Per prima cosa sbucciate le pere e privatele del torsolo, quindi fate una brunoise ovvero tagliatele a dadini di circa 3mm di lato. Versate i dadini in una casseruola antiaderente. Unite lo zucchero, il succo e la buccia di limone, la cannella (se vi piace). Tenete da parte i piccioli delle pere.

Ponete su fiamma medio alta e cuocete mescolando spesso fino a che tutto il liquido si sarà asciugato e le pere si saranno ammorbidite.

Riempite le mezze sfere con la composta, livellando bene. A me con queste dosi sono venute 12 o 14 semi-sfere (non ricordo, scusate).

Trasferite lo stampo nel congelatore e fatele congelare completamente.

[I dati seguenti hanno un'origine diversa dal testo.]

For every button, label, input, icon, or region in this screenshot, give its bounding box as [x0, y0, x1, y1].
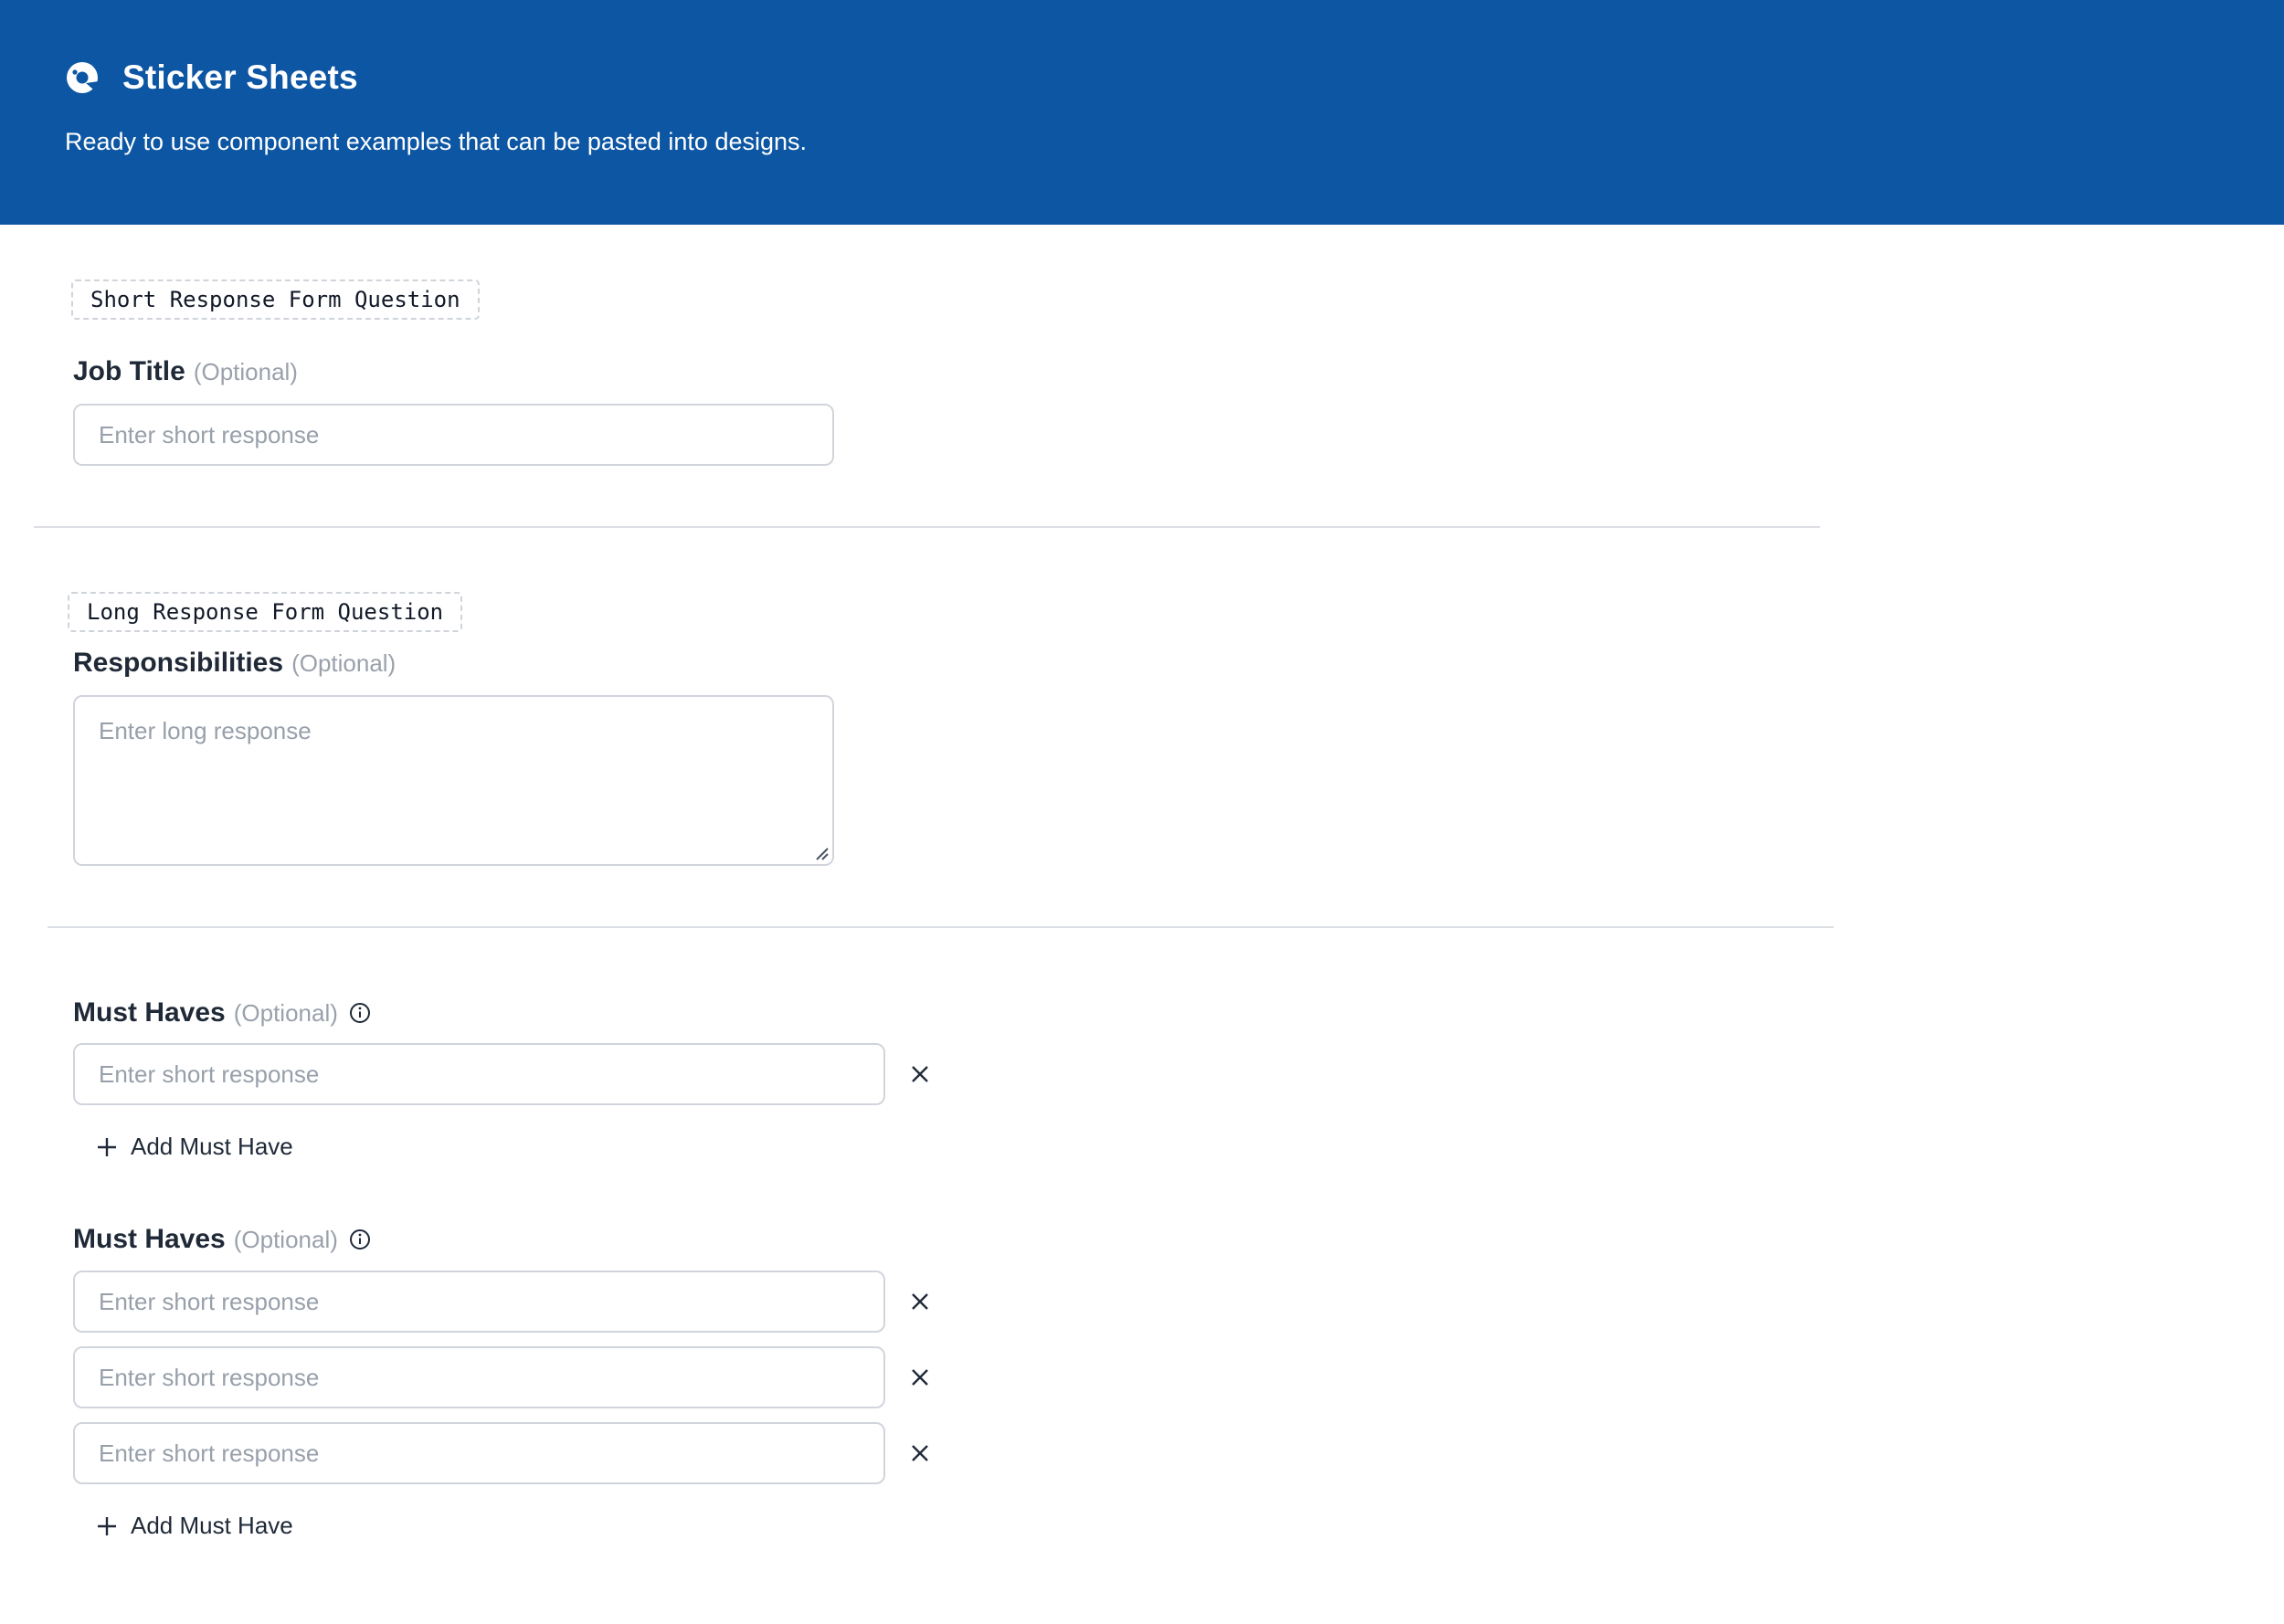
page-header: Sticker Sheets Ready to use component ex…: [0, 0, 2284, 225]
close-icon: [912, 1445, 928, 1461]
close-icon: [912, 1369, 928, 1386]
field-label-job-title: Job Title (Optional): [73, 356, 298, 387]
info-icon[interactable]: [349, 1229, 371, 1250]
field-label-responsibilities: Responsibilities (Optional): [73, 648, 396, 679]
input-placeholder: Enter short response: [99, 1439, 320, 1467]
close-icon: [912, 1293, 928, 1310]
plus-icon: [98, 1137, 116, 1156]
palette-icon: [67, 62, 99, 94]
must-have-input[interactable]: Enter short response: [73, 1346, 885, 1408]
info-icon[interactable]: [349, 1002, 371, 1024]
add-must-have-label: Add Must Have: [131, 1133, 293, 1160]
add-must-have-button[interactable]: Add Must Have: [96, 1133, 293, 1161]
must-have-input[interactable]: Enter short response: [73, 1271, 885, 1333]
optional-hint: (Optional): [233, 1226, 338, 1253]
page-subtitle: Ready to use component examples that can…: [65, 128, 808, 155]
section-divider: [48, 926, 1834, 928]
must-have-input[interactable]: Enter short response: [73, 1043, 885, 1105]
optional-hint: (Optional): [193, 358, 298, 385]
plus-icon: [98, 1516, 116, 1535]
remove-must-have-button[interactable]: [906, 1060, 934, 1088]
page-title: Sticker Sheets: [122, 58, 358, 96]
add-must-have-label: Add Must Have: [131, 1512, 293, 1539]
job-title-input[interactable]: Enter short response: [73, 404, 834, 466]
field-label-must-haves: Must Haves (Optional): [73, 997, 371, 1028]
remove-must-have-button[interactable]: [906, 1364, 934, 1391]
must-have-input[interactable]: Enter short response: [73, 1422, 885, 1484]
add-must-have-button[interactable]: Add Must Have: [96, 1512, 293, 1540]
label-text: Must Haves: [73, 1224, 226, 1254]
brand: Sticker Sheets: [64, 58, 358, 97]
optional-hint: (Optional): [233, 999, 338, 1027]
optional-hint: (Optional): [291, 649, 397, 677]
textarea-placeholder: Enter long response: [99, 717, 312, 744]
responsibilities-textarea[interactable]: Enter long response: [73, 695, 834, 866]
close-icon: [912, 1066, 928, 1082]
input-placeholder: Enter short response: [99, 1363, 320, 1391]
remove-must-have-button[interactable]: [906, 1288, 934, 1315]
label-text: Responsibilities: [73, 648, 284, 678]
input-placeholder: Enter short response: [99, 420, 320, 448]
label-text: Must Haves: [73, 997, 226, 1028]
remove-must-have-button[interactable]: [906, 1439, 934, 1467]
section-tag-long-response: Long Response Form Question: [68, 592, 463, 632]
section-divider: [34, 526, 1820, 528]
section-tag-short-response: Short Response Form Question: [71, 279, 480, 320]
field-label-must-haves: Must Haves (Optional): [73, 1224, 371, 1255]
input-placeholder: Enter short response: [99, 1060, 320, 1088]
label-text: Job Title: [73, 356, 185, 386]
input-placeholder: Enter short response: [99, 1287, 320, 1315]
resize-handle-icon[interactable]: [814, 846, 829, 860]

Mentre le mezze sfere sono in congelatore potete finalmente dedicarvi al cremoso alla pera.

 

Cremoso alla pera

Il cremoso è una preparazione base della pasticceria che prevede una base di crema inglese a cui poi si aggiunge un addensante e poi cioccolato e/o frutta.

Per prima cosa va quindi preparata la crema inglese, che sostanzialmente è una crema priva di farina, il cui addensamento si ottiene per effetto della coagulazione delle proteine dell’uovo.

Prima di preparare la crema tritate il cioccolato bianco e versatelo in un contenitore alto e stretto. Mettete poi la colla di pesce a bagno nell’acqua fredda. Sbucciate le pere e privatele del torsolo quindi tritatele in un frullatore fino a ridurle in una purea. Tenete da parte il picciolo.

Quindi ponete il latte e la panna in un pentolino sul fuoco e portate a bollore. Nel frattempo mescolate i tuorli con lo zucchero e 1 pizzico di sale. Versate quindi il latte bollente sui tuorli, poi riversate nel pentolino e cuocete a fuoco basso fino ad arrivare a 82°. La crema inglese deve raggiungere gli 85°, ma li raggiungerà per effetto dell’inerzia termica. Se attendete che arrivi a 85° cuocerete l’uovo che straccerà.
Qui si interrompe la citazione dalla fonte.